Die Inszenierung von Tilo Esche lässt kein Klischee aus und spielt gekonnt mir unseren Erwartungen. Der Landsitz eines englischen Lords muss so aussehen wie er im Bühnenbild von Hannes Neumaier aussieht. Es ist alles da, was das kollektive Gedächtnis an Versatzstücken verlangt, eine Glastür in die weite Landschaft, ein Kamin und natürlich ein Portrait der verstorbenen Gattin. Ohne Frage trägt die Haushälterin Jane die weiße Haube zum schwarzen Kleid und Lord Edgar Tweed und Knickerbocker. Das Faktotum Nicodemus hat eine Vergangenheit, die im Dunkel verborgen bleibt, und Lady Enid war Schauspielerin, bevor Lord Edgar sie zur zweiten Frau nahm. Der Spaß kann losgehen.

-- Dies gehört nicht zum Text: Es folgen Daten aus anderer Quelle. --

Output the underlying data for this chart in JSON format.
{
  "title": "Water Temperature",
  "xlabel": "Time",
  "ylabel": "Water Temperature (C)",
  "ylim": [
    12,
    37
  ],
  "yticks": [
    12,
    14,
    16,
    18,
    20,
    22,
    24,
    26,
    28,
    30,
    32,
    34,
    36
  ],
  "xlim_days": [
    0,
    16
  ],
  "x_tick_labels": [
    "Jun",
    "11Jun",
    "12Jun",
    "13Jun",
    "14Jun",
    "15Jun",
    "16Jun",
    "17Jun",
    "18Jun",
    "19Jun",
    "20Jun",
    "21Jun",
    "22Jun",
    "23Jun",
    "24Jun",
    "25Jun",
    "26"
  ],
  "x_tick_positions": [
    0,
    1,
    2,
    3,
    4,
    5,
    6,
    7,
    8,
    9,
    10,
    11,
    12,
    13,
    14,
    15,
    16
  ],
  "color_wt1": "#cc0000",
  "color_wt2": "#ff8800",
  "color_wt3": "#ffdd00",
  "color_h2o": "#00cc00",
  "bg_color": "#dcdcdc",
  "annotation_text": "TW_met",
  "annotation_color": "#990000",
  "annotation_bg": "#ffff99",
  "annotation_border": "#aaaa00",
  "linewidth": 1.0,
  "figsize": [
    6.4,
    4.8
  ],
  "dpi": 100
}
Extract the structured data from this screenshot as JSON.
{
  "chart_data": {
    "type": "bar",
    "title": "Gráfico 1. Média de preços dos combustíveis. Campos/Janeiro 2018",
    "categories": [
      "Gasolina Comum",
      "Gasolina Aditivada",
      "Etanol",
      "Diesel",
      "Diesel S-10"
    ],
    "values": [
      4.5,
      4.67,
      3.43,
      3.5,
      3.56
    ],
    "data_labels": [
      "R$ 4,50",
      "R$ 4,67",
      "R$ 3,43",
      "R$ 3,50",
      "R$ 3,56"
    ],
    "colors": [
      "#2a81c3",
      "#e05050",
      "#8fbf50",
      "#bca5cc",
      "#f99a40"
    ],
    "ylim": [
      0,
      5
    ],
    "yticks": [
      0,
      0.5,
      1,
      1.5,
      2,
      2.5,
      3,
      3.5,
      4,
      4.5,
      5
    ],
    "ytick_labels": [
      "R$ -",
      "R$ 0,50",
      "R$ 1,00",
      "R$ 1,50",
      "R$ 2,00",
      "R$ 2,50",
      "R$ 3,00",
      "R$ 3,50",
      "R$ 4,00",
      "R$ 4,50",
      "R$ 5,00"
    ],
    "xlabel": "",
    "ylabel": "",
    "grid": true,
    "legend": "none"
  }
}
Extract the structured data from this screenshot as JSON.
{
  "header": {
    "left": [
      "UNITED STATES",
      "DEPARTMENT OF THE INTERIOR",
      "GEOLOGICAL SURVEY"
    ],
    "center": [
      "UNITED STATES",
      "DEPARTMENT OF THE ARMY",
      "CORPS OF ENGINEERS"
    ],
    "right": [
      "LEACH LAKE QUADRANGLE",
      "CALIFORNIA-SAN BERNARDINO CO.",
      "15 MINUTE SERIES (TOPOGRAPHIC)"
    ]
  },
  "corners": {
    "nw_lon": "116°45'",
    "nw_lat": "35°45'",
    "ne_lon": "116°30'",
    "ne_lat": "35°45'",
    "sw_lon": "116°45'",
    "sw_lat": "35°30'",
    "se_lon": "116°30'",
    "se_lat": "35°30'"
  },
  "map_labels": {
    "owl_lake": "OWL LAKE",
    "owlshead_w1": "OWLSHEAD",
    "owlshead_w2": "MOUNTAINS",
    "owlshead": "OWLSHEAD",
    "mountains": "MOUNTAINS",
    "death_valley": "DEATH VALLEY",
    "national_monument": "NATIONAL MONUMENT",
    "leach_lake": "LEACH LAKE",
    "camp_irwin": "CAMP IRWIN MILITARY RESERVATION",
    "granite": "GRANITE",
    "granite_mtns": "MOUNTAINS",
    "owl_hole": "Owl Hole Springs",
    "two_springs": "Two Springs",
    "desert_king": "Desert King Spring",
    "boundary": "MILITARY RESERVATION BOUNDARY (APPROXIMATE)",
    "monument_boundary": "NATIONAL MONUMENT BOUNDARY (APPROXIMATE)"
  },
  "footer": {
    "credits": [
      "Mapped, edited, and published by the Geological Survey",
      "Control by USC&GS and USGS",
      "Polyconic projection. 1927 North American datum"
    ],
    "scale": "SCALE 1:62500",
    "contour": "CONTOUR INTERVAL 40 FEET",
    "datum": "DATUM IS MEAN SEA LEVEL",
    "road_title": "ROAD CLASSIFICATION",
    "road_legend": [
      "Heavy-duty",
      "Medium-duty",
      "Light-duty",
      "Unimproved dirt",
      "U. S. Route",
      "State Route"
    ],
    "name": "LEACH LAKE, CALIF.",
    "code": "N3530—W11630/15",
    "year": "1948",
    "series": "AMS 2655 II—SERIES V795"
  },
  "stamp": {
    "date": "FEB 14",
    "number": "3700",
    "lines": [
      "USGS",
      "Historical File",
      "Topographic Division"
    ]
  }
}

Jane und Nicodemus ahnen, dass Lord Edgar den den falschen Wolf erlegt hat. Foto: TfN/Hartmann |
Was nach den Andeutungen kommt, das weiß der erfahrene Zuschauer. Der härteste aller Kritiker (siehe hier und siehe auch hier) weiß es nicht, hat aber trotzdem seinen Spaß. Wenn sie Abend noch etwas lehrt, dann die Geschwindigkeit mit der Schauspieler in eine andere Rolle schlüpfen können. Aus Nicodemus wird Lady Enid. Doch im Aufeinandertreffen mit Haushälterin Jane wird gleich deutlich: die beiden werden bestimmt keine beste Freundinnen. Die Gräben zwischen der Land und Stadt sind zu groß. Charles Ludlum hat hier einen Clash of Cultures geschaffen, lange bevor es den Begriff gab, aber eben auf unterhaltsame Art. Man ahnt sofort: Aus dieser Spannung wird noch Unheil erwachsen, man kann es gar nicht erwarten.
Klamauk auf Weltiveau : Walk-like-an-Epytian vor dem roten Samtsteinvorhang. Foto: TfN |
Nun überschlagen sich die Ereignisse fast und entwickeln sich doch logisch aus der schrägen Logik des Grusel-Genre. Die Gattin kehrt aus der Nervenheilanstalt zurück, der Werwolf treibt sein Unwesen, Jungfrauen müssen sterben und der Hausherr erleidet Panikattacken. Der Schmerz wird körperlich und gewinnt Gestalt, wenn Martin Molitor als Lord Edgar auf dem Boden liegend nach Luft schnappt. Doch dann sagte er diesen herrlichen Satz ".. und am Ende des Lebens sieht man Teppichfransen vorüberziehen .." und alle Spannung löst sich in Lachen auf. Selbst der härteste aller Kritiker lacht mit.
So werdennach dem Spiel mit den Klischees diese popkulturellen Versatzstücke gleich wieder dekonstruiert. Nächstes Beispiel: Von einer Silberkugel getroffen setzt der Werwolf zu einem Lamento, zu einer schwülstigen und langatmigen Abschiedsrede an, bis er vom Mitspieler mit den Worten "Gotthard, du bist tot" unterbrochen wird. Dieser Wechsel von Spiel und Dekonstruktion ohne ins Schrille zu drehen, das ist vielleicht das wahre Geheimnis der Irma Vep. Deswegen gibt es am Schluss viel Applaus von allen Zuschauern.
Ach so, natürlich gibt es ein Happy End, aber mehr wird nicht verraten. Hingehen und selber lachen.